Make Your Advertising Dollars Worthwhile
As a new business, it is likely that you are taking extra measures to advertising. It is important that your audience knows you exist. When advertisements or marketing campaigns are not visually consistent, new businesses miss out on the recognizability factor. Now is not the time to get overly creative or cutesy with your visuals and confuse your potential customers. Every item your audience sees, from the outdoor signage to the social media graphics, should (very) obviously belong to your brand.
What Should be Included in My Guidelines?
There are 3 items I believe every brand needs to have detailed in their guidelines. I have listed several questions under each item to help those of you who are taking the DIY approach.
1. Logos and logo variations
Which logo is the primary logo?
How much of a margin should be left around the logo?
Are there variations of this logo? A version with and without a tagline?
How small can this logo be?
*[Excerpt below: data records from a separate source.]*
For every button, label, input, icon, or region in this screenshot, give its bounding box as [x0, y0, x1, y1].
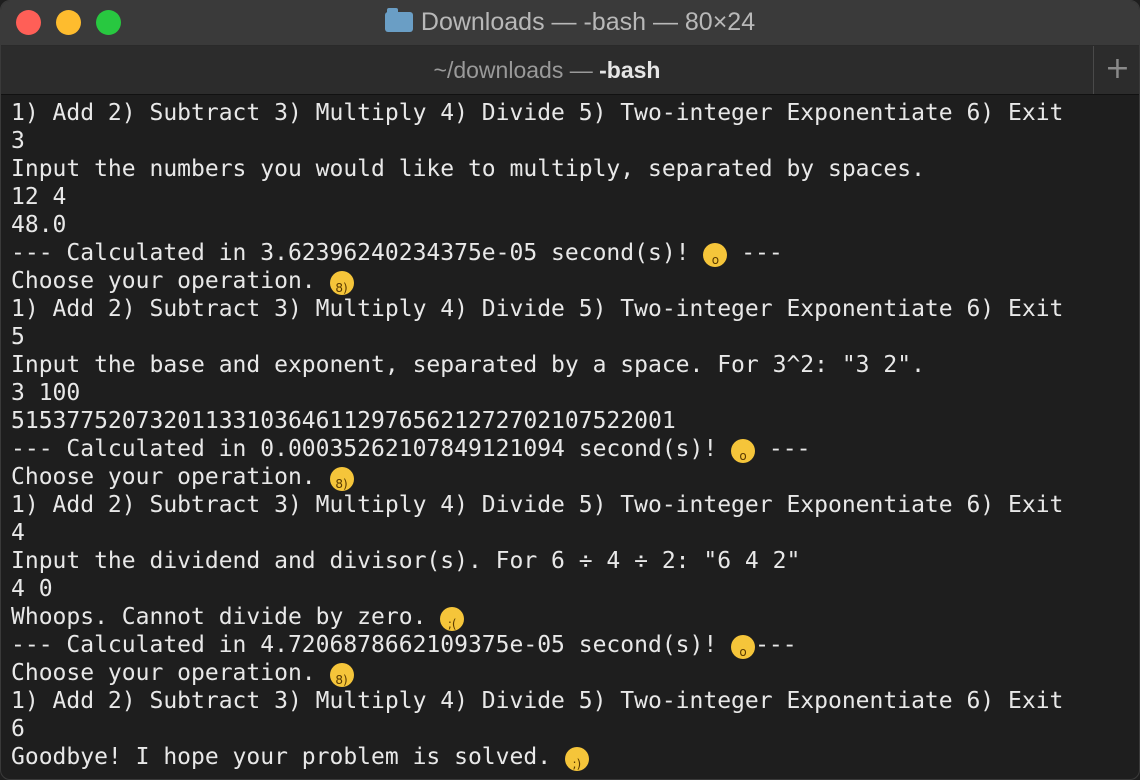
terminal-line: --- Calculated in 4.7206878662109375e-05… — [11, 631, 1129, 659]
terminal-line: Goodbye! I hope your problem is solved. … — [11, 743, 1129, 771]
terminal-output[interactable]: 1) Add 2) Subtract 3) Multiply 4) Divide… — [1, 95, 1139, 779]
astonished-face-icon: o — [703, 243, 728, 267]
terminal-line-text: 1) Add 2) Subtract 3) Multiply 4) Divide… — [11, 296, 1064, 322]
tab-bar: ~/downloads — -bash + — [1, 46, 1139, 95]
terminal-line-text: Input the numbers you would like to mult… — [11, 156, 925, 182]
terminal-line: 3 — [11, 127, 1129, 155]
terminal-line: 1) Add 2) Subtract 3) Multiply 4) Divide… — [11, 491, 1129, 519]
terminal-line-text: Input the base and exponent, separated b… — [11, 352, 925, 378]
terminal-line-text: 5153775207320113310364611297656212727021… — [11, 408, 676, 434]
terminal-line: 6 — [11, 715, 1129, 743]
terminal-line-suffix: --- — [755, 436, 811, 462]
nerd-face-icon: 8) — [329, 663, 354, 687]
terminal-line-text: 3 100 — [11, 380, 81, 406]
terminal-line: 12 4 — [11, 183, 1129, 211]
terminal-line-text: 5 — [11, 324, 25, 350]
terminal-line-text: 3 — [11, 128, 25, 154]
terminal-line: Input the base and exponent, separated b… — [11, 351, 1129, 379]
terminal-window: Downloads — -bash — 80×24 ~/downloads — … — [0, 0, 1140, 780]
window-title-text: Downloads — -bash — 80×24 — [420, 8, 756, 36]
terminal-line: 3 100 — [11, 379, 1129, 407]
terminal-line-text: Choose your operation. — [11, 660, 330, 686]
terminal-line: 1) Add 2) Subtract 3) Multiply 4) Divide… — [11, 295, 1129, 323]
terminal-line: Choose your operation. 8) — [11, 463, 1129, 491]
terminal-line-text: Choose your operation. — [11, 464, 330, 490]
terminal-line-text: Goodbye! I hope your problem is solved. — [11, 744, 565, 770]
terminal-line-suffix: --- — [755, 632, 797, 658]
terminal-line-text: 48.0 — [11, 212, 67, 238]
terminal-line: --- Calculated in 0.00035262107849121094… — [11, 435, 1129, 463]
new-tab-button[interactable]: + — [1094, 46, 1139, 94]
terminal-line: 5 — [11, 323, 1129, 351]
tab-process: -bash — [599, 57, 661, 83]
terminal-line-text: 12 4 — [11, 184, 67, 210]
tab-bash[interactable]: ~/downloads — -bash — [1, 46, 1093, 94]
astonished-face-icon: o — [731, 635, 756, 659]
terminal-line: Choose your operation. 8) — [11, 659, 1129, 687]
title-bar[interactable]: Downloads — -bash — 80×24 — [1, 1, 1139, 46]
terminal-line-text: --- Calculated in 4.7206878662109375e-05… — [11, 632, 732, 658]
terminal-line: 48.0 — [11, 211, 1129, 239]
terminal-line: Whoops. Cannot divide by zero. ;( — [11, 603, 1129, 631]
terminal-line-text: 6 — [11, 716, 25, 742]
terminal-line-text: 1) Add 2) Subtract 3) Multiply 4) Divide… — [11, 688, 1064, 714]
terminal-line: Input the dividend and divisor(s). For 6… — [11, 547, 1129, 575]
terminal-line: 1) Add 2) Subtract 3) Multiply 4) Divide… — [11, 687, 1129, 715]
smirking-face-icon: ;) — [564, 747, 589, 771]
terminal-line: 5153775207320113310364611297656212727021… — [11, 407, 1129, 435]
terminal-line: 4 — [11, 519, 1129, 547]
terminal-line-text: 4 0 — [11, 576, 53, 602]
tab-path: ~/downloads — — [433, 57, 600, 83]
terminal-line-text: 1) Add 2) Subtract 3) Multiply 4) Divide… — [11, 492, 1064, 518]
loudly-crying-face-icon: ;( — [440, 607, 465, 631]
folder-icon — [384, 8, 413, 32]
terminal-line: Input the numbers you would like to mult… — [11, 155, 1129, 183]
terminal-line-text: Input the dividend and divisor(s). For 6… — [11, 548, 801, 574]
terminal-line-text: Whoops. Cannot divide by zero. — [11, 604, 441, 630]
terminal-line-suffix: --- — [727, 240, 783, 266]
terminal-line: --- Calculated in 3.62396240234375e-05 s… — [11, 239, 1129, 267]
terminal-line: 4 0 — [11, 575, 1129, 603]
terminal-line-text: 4 — [11, 520, 25, 546]
nerd-face-icon: 8) — [329, 271, 354, 295]
terminal-line-text: Choose your operation. — [11, 268, 330, 294]
terminal-line-text: --- Calculated in 3.62396240234375e-05 s… — [11, 240, 704, 266]
terminal-line-text: 1) Add 2) Subtract 3) Multiply 4) Divide… — [11, 100, 1064, 126]
terminal-line: 1) Add 2) Subtract 3) Multiply 4) Divide… — [11, 99, 1129, 127]
nerd-face-icon: 8) — [329, 467, 354, 491]
terminal-line-text: --- Calculated in 0.00035262107849121094… — [11, 436, 732, 462]
window-title: Downloads — -bash — 80×24 — [1, 7, 1139, 37]
astonished-face-icon: o — [731, 439, 756, 463]
terminal-line: Choose your operation. 8) — [11, 267, 1129, 295]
Is there a submark?
How will the logo be used on dark backgrounds?
Is there a single color option of the logo for budget printing?
Are there ways the logo should not be used?
Pro tip: DO NOT work with a logo designer who does not provide you with the working or vector files of your logo. It is important that your logo can be used at any size without pixelation. Ask for files that end in .ai or .eps.
2. Color Palette
What colors make up the logo?
Are there other colors included in the brand?
What are the hex codes, CMYK and RGB numbers for all of these colors?
What font(s) should be used in the brand?
What weights are acceptable?
Is there a certain hierarchy that should be followed for headlines, subheadings, body copy, captions, etc.
Dependent on the business, it may be helpful to also cover these aspects of your brand as well:
What do the patterns/textures look like?
What is the recommended scale (or size) of the pattern/texture?
Are there color variations available for these elements?
What do buttons look like?
Is there a specific visual style that should be applied to images (ie overlays)?
What should the icons look like?
What background colors are appropriate?
Should photos have primarily light or dark backgrounds?
Are there other stylistic or posing guidelines? (ie. subjects should look natural and unposed, photos should be uncluttered, etc)
What mood should the photos convey?
What specific terms or phrases that are to be used in the brand?
What terms/phrases should be avoided?
How could the brand’s voice/tone be described? What is it’s personality?
What format is the phone number/address/etc written in?
Are the specific layouts that increase the brand’s recognizability? Think of flyers, posters, emails, landing pages, publications, printed ads, digital ads, Powerpoint presentations, banners, booklets, displays, and apparel.
Include visual examples in this section and be sure to give exact dimensions when necessary.
Among the funding, business licenses, permits, zoning requirements and all of the other items that fill our to-do list during a business launch, I challenge you to make space for brand guidelines. It will save you so much time and money in the long run. You’ll begin to reap the benefits of a cohesive brand.
What if you already have a logo but no guidelines? It is never too late! While it is best for the style guide to be developed as early into your business as possible, you can still have one created to streamline your process and visual style as you move forward.